Per l’acquariofilo marino è pertanto fondamentale conoscere il contenuto salino dei dai quali provengono gli animali allevati al fine di adeguare correttamente la salinità nelle propria vasca.

Tuttavia, sfruttando le grandi capacità di adattamento degli organismi dei reef corallini, è possibile attraverso lente procedure di acclimatazione far coesistere animali provenienti da aree diverse mantenendo un contenuto salino compreso tra il 34 e il 36 ‰.

La composizione dell’acqua di mare

La concentrazione di sale varia a seconda dell’apporto dei fiumi e dell’intensità di evaporazione; poiché solo l’acqua pura evapora, i sali rimangono sul fondo. Dunque maggiore sarà l’affluenza di fiumi nel mare, minore sarà la concentrazione di sali perché la mescolanza delle acque disperderà i sali.

La proporzione dei sali, invece, rimane sempre uguale: in tutte le distese di acqua salata il più presente è il cloruro di sodio (NaCl), più comunemente conosciuto come “sale da cucina”, presente tra il 70% e l’80%  rispetto al totale dei sali disciolti.

Altri elementi molto presenti come sali disciolti in forma ionica, sono calcio, magnesio e carbonati, zolfo e potassio. Nelle acque marine sono altresì presenti nitrati e fosfati, che risalgono in superficie grazie alle correnti e favoriscono lo sviluppo degli organismi autotrofi (alghe).

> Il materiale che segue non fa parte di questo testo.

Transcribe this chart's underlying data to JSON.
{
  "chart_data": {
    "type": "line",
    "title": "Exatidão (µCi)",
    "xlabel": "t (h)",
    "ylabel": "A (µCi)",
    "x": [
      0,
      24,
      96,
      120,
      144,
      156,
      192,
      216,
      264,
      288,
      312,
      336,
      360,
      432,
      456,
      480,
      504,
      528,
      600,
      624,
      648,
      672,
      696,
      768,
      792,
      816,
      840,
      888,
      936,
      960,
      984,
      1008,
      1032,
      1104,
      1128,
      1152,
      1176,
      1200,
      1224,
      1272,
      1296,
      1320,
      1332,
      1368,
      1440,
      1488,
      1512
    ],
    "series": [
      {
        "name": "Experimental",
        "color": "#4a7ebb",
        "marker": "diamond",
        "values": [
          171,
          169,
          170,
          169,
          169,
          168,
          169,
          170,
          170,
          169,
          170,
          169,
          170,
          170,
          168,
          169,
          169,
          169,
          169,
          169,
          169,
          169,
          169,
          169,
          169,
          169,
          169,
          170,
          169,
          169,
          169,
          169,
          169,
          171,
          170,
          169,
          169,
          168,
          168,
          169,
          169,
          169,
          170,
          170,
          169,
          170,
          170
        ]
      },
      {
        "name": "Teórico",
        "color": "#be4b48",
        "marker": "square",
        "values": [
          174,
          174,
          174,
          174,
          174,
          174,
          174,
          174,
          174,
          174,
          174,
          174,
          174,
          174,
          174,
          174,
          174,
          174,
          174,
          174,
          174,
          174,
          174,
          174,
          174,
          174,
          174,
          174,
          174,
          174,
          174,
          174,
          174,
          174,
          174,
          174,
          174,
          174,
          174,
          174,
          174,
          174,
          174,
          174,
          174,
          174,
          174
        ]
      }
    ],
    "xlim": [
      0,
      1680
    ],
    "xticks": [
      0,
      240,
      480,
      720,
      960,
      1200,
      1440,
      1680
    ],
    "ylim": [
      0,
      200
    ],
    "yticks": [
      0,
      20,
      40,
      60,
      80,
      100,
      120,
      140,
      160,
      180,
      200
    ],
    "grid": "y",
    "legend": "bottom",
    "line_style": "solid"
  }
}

Oltre ai sali, ai nitrati e fosfati, nell’acqua marina è possibile individuare gas disciolti, in prevalenza ossigeno e anidride carbonica. Nello specifico, l’ossigeno e l’anidride carbonica consentono i due processi fondamentali della vita marina: la respirazione e la fotosintesi clorofilliana. L’ossigeno disciolto nell’acqua di mare è presente a tutte le profondità, compresa la zona afotica, grazie alle correnti marine. Infatti in assenza di correnti esso stazionerebbe solo nei venti metri più superficiali. Tuttavia in alcuni mari relativamente “chiusi” e poco soggetti a maree, come il Mar Nero, l’ossigeno è assente in profondità.

In piccole percentuali sono disciolti in mare molti altri elementi chiamati oligoelementi tra cui stronzio, boro, silicio, fluoro e iodio.

Infine l’acqua di mare contiene la “vita” sotto forma di organismi pelagici (plancton) e una percentuale di materia organica di scarto o in decomposizione (DOM – Materiale Organico Disciolto).

La salinità, la  clorinità e la densità

Il contenuto salino dell’acqua marina è misurabile direttamente solo attraverso procedimenti complessi che tuttavia possono essere sensibilmente disturbati dalla complessa composizione dei sali.

E’ pertanto possibile rilevarla con buona approssimazione attraverso procedimenti indiretti come la determinazione della clorinità, considerato che la quantità di cloruro nell’acqua marina è direttamente proporzionale alla salinità. Per questo rapporto vale una semplice relazione matematica (Spotte, 1979):

Salinità (in g/Kg di acqua marina) = 1,80655 x concentrazione di cloruro (in g/Kg di acqua marina).

Determinare la quantità di cloruro è comunque un procedimento ottenibile in laboratorio attraverso un processo di titolazione utilizzando una soluzione di nitrato d’argento.

Anche tale misurazione è comunque frutto di un procedimento complesso e realisticamente non applicabile in ambito acquariofilo.

Un parametro che consente comunque di monitorare il contenuto salino dell’acqua, misurabile anche in ambito di acquariofilia domestica, è la densità. La densità è una grandezza fisica e, nello specifico caso dell’acqua marina, viene definita come massa (in grammi) per 1 cm3 (o millilitri) di acqua marina.
Coerentemente a quanto fino ad ora affermato, la salinità in un acquario di barriera dovrebbe attestarsi tra il 34 e il 36 ‰. Questa corrisponde ad una densità tra 1,0228 e 1,0242 g/ml (ad una temperatura di 25 °C).

E’ tuttavia doveroso tenere sempre presente l’esistenza di una correlazione tra la densità e la temperatura, dovuta all’incremento volumetrico del liquido all’aumentare del valore termico. Ad esempio la densità di 1,0239 a 20 °C (salinità = 34 ‰) corrisponde a 1,0228 a 30 °C. La maggior parte delle sostanze naturali tendono ad espandersi con il riscaldamento, riducendo così la densità. Nel caso dell’acqua ciò accade in particolari condizioni e modalità, poiché si verifica un fenomeno definito “densità anomala” che vede l’acqua espandersi a temperature superiori e inferiori a 4 °C. Esattamente a 4 °C l’acqua presenta la maggiore densità.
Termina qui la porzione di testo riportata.